Potential applications of this technology:

  • Improving the performance and accuracy of tensor-based graph processing machine learning models.
  • Identifying and addressing deficiencies in machine learning models.
  • Enhancing the capabilities of graph representation machine learning models.
  • Optimizing the training and learning process of tensor-based graph processing machine learning models.

Problems solved by this technology:

  • Lack of efficient methods for identifying and addressing deficiencies in machine learning models.
  • Difficulty in optimizing the training and learning process of tensor-based graph processing machine learning models.
  • Inadequate capabilities of graph representation machine learning models in generating holistic graph links.
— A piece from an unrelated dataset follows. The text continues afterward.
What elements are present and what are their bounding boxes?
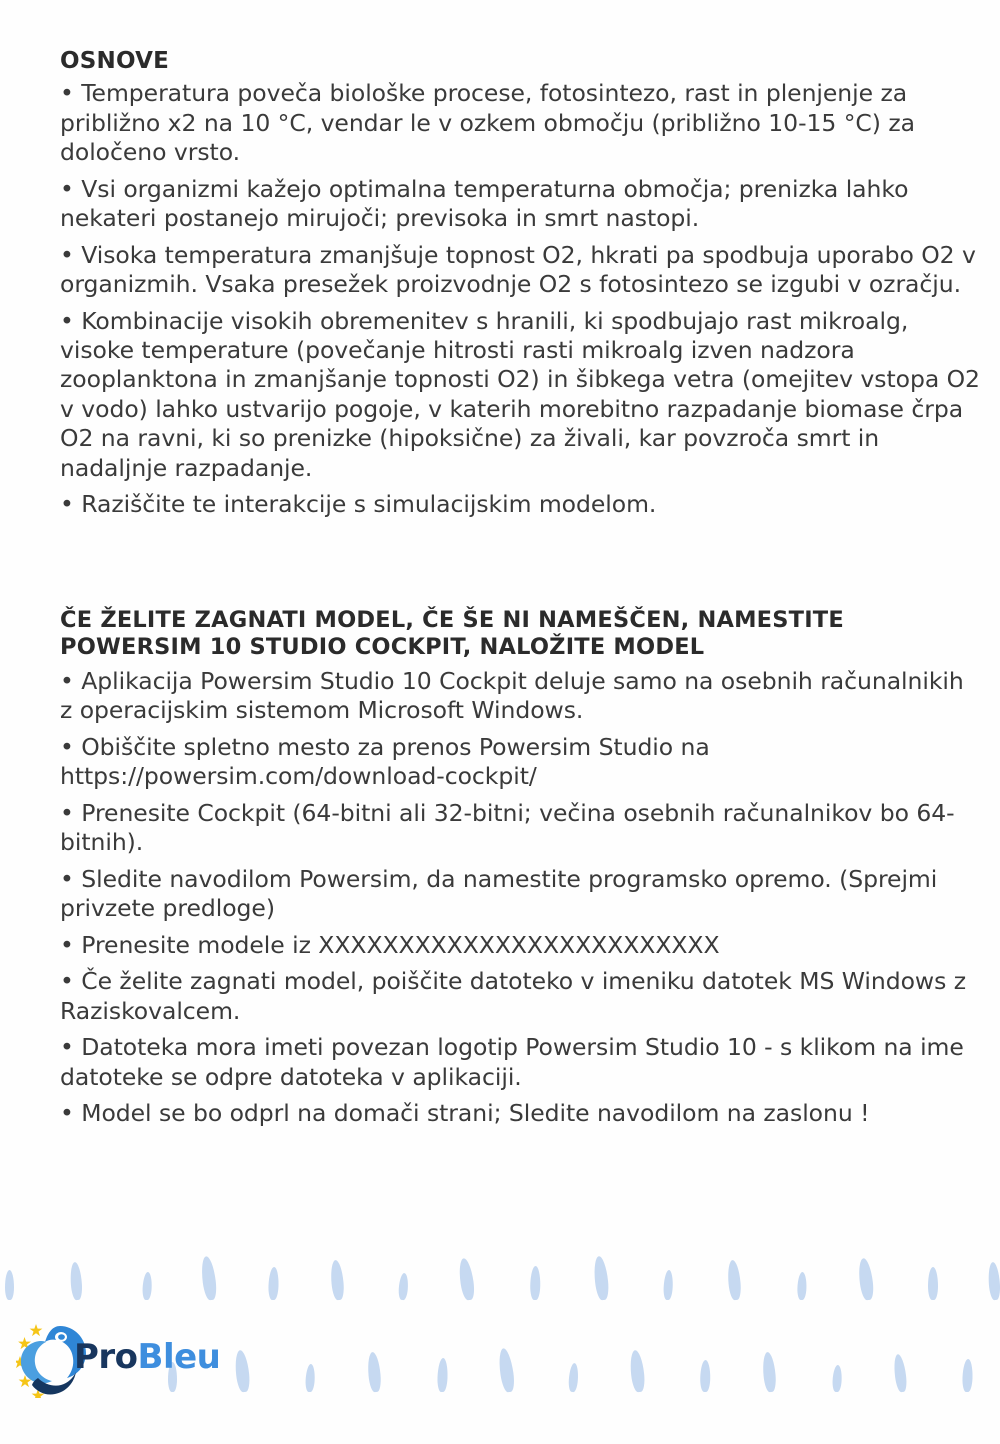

Benefits of this technology:

  • Improved performance and accuracy of tensor-based graph processing machine learning models.
  • Enhanced capabilities of graph representation machine learning models.
  • Efficient identification and resolution of deficiencies in machine learning models.
  • Optimized training and learning process for tensor-based graph processing machine learning models.


Original Abstract Submitted

various embodiments of the present invention provide methods, apparatus, systems, computing devices, computing entities, and/or the like for generating a model deficiency data object for a tensor-based graph processing machine learning model. certain embodiments of the present invention utilize systems, methods, and computer program products that generate a model deficiency data object for a tensor-based graph processing machine learning model using holistic graph links generated by utilizing a graph representation machine learning model.